Current status of access to labor epidural in Thailand Neuraxial labor analgesia is crucial for effectively managing pain during labor and can also serve as an important motivation for pregnant women to opt for vaginal delivery. Neuraxial labor analgesia is additionally beneficially utilized to facilitate a transition to cesarean delivery, if required, during labor.46 It has been found that countries with a high frequency of vaginal deliveries also tend to have a greater prevalence of neuraxial labor analgesia.34 Meanwhile in Thailand, there is a high rate of performing cesarean deliveries under general anesthesia. This is mainly due to the fact that anesthetic services in Thailand are primarily provided by nurse anesthetists, who are not authorized to administer regional anesthesia. Consequently, the rate of performing neuraxial labor analgesia is quite extremely low.46 Neuraxial labor analgesia is exclusively provided in Thailand’s medical hospitals that are affiliated with universities. For demonstration, Siriraj Hospital, the largest medical institution in Thailand, has an annual neuraxial labor analgesia rate of merely 2.5%–3.4% and solely for educational purposes.47 Which consistent with the declining trend of vaginal deliveries and the growing rate of cesarean deliveries at Siriraj Hospital.48 The negative attitudes of obstetricians toward neuraxial labor analgesia during labor, the attitudes, fears and lack of education of patients, together with the scarcity of obstetric anesthesiologists pose significant barriers to the implementation of epidural analgesia services in
Thailand.
The situation in China was previously similar to that of today in Thailand. Rates of neuraxial pain relief were low, and rates of cesarean delivery were high, although there were and still exist pockets of individual variation in these rates within each country. The reasons for these practice patterns in China were similar to the issues facing Thailand today. Namely, fear and lack of education of the potential side effects, both to mother and baby, of neuraxial analgesia, among both patients and physicians alike. In addition, lack of physician manpower resources to provide neuraxial analgesia. In response to this, an educational effort was begun in China called “No Pain Labor and Delivery” (NPLD).12 This was a large effort to provide education to both patients and clinicians regarding the safety of neuraxial analgesia. NPLD efforts included institution of written protocols for neuraxial analgesic techniques, goal-oriented and evidence-based educational programs, and institution
of appropriate safety checklists.

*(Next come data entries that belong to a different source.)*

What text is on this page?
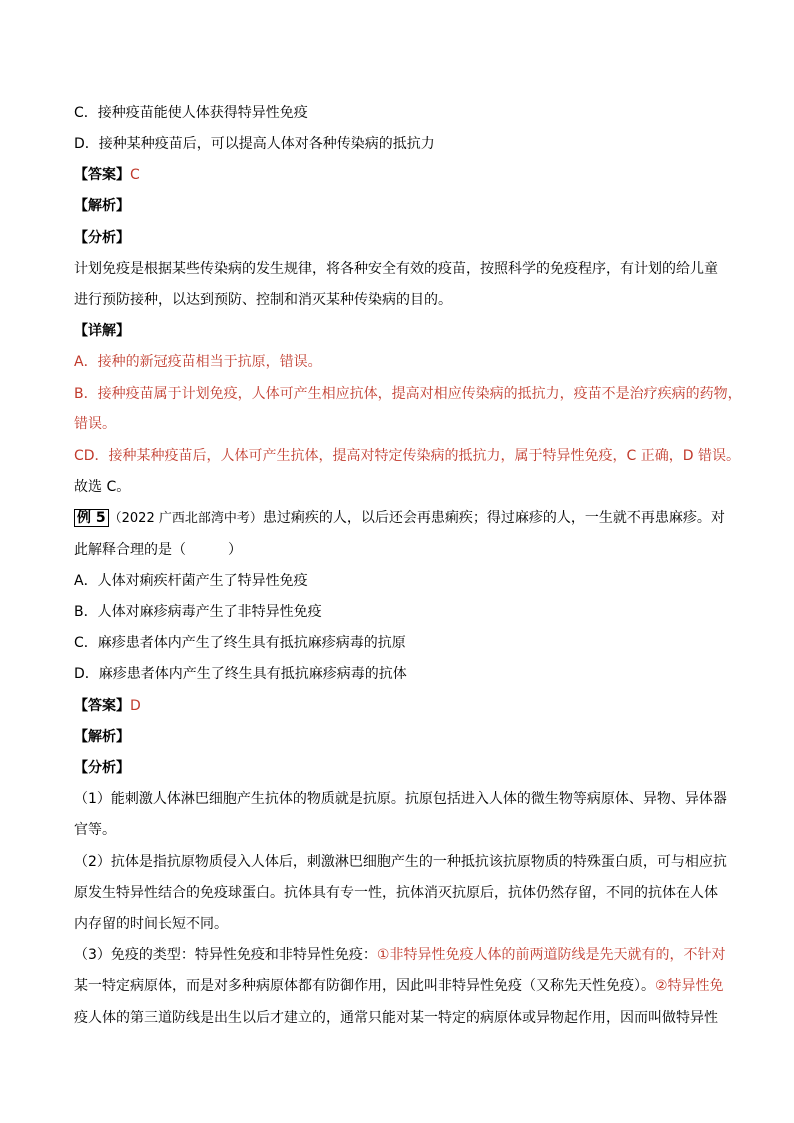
C．接种疫苗能使人体获得特异性免疫
D．接种某种疫苗后，可以提高人体对各种传染病的抵抗力
【答案】C
【解析】
【分析】
计划免疫是根据某些传染病的发生规律，将各种安全有效的疫苗，按照科学的免疫程序，有计划的给儿童
进行预防接种，以达到预防、控制和消灭某种传染病的目的。
【详解】
A．接种的新冠疫苗相当于抗原，错误。
B．接种疫苗属于计划免疫，人体可产生相应抗体，提高对相应传染病的抵抗力，疫苗不是治疗疾病的药物，
错误。
CD．接种某种疫苗后，人体可产生抗体，提高对特定传染病的抵抗力，属于特异性免疫，C 正确，D 错误。
故选 C。
例 5 （2022 广西北部湾中考）患过痢疾的人，以后还会再患痢疾；得过麻疹的人，一生就不再患麻疹。对
此解释合理的是（　　　）
A．人体对痢疾杆菌产生了特异性免疫
B．人体对麻疹病毒产生了非特异性免疫
C．麻疹患者体内产生了终生具有抵抗麻疹病毒的抗原
D．麻疹患者体内产生了终生具有抵抗麻疹病毒的抗体
【答案】D
【解析】
【分析】
（1）能刺激人体淋巴细胞产生抗体的物质就是抗原。抗原包括进入人体的微生物等病原体、异物、异体器
官等。
（2）抗体是指抗原物质侵入人体后，刺激淋巴细胞产生的一种抵抗该抗原物质的特殊蛋白质，可与相应抗
原发生特异性结合的免疫球蛋白。抗体具有专一性，抗体消灭抗原后，抗体仍然存留，不同的抗体在人体
内存留的时间长短不同。
（3）免疫的类型：特异性免疫和非特异性免疫：①非特异性免疫人体的前两道防线是先天就有的，不针对
某一特定病原体，而是对多种病原体都有防御作用，因此叫非特异性免疫（又称先天性免疫）。②特异性免
疫人体的第三道防线是出生以后才建立的，通常只能对某一特定的病原体或异物起作用，因而叫做特异性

The NPLD program has resulted in favorable results in China with regard to both maternal and neonatal outcomes.13 Rates of neuraxial analgesia have increased, and this has been associated with a decrease in cesarean deliveries as well as fewer NICU admissions for the babies.
CONCLUSION
The implementation of centralization in large hospitals with sufficient human resources is an essential goal in ensuring the provision of safe care to women during pregnancy and childbirth. This concept plays a significant role in establishing obstetric anesthesia services to promote patient comfort, facilitate vaginal delivery, and minimize the occurrence of unnecessary cesarean deliveries. Multidisciplinary teams, consisting of obstetricians, anesthesiologists, and nurses, should collaborate to make this goal a reality. Many women find that the relief of pain is the best way to increase their enjoyment of childbirth. To achieve the most wonderful feasible labor and delivery experience, effective epidural labor analgesia is a crucial technique for reducing anxiety and suffering from labor pain. It is safe, widely used world-wide, and effective. Implementing a policy to raise public and medical providers awareness and acceptance of labor pain relief and establishing a safe obstetric anesthesia service provided by obstetric anesthesiologists can enhance maternal and neonatal safety and effectively reduce the rate of unnecessary cesarean deliveries.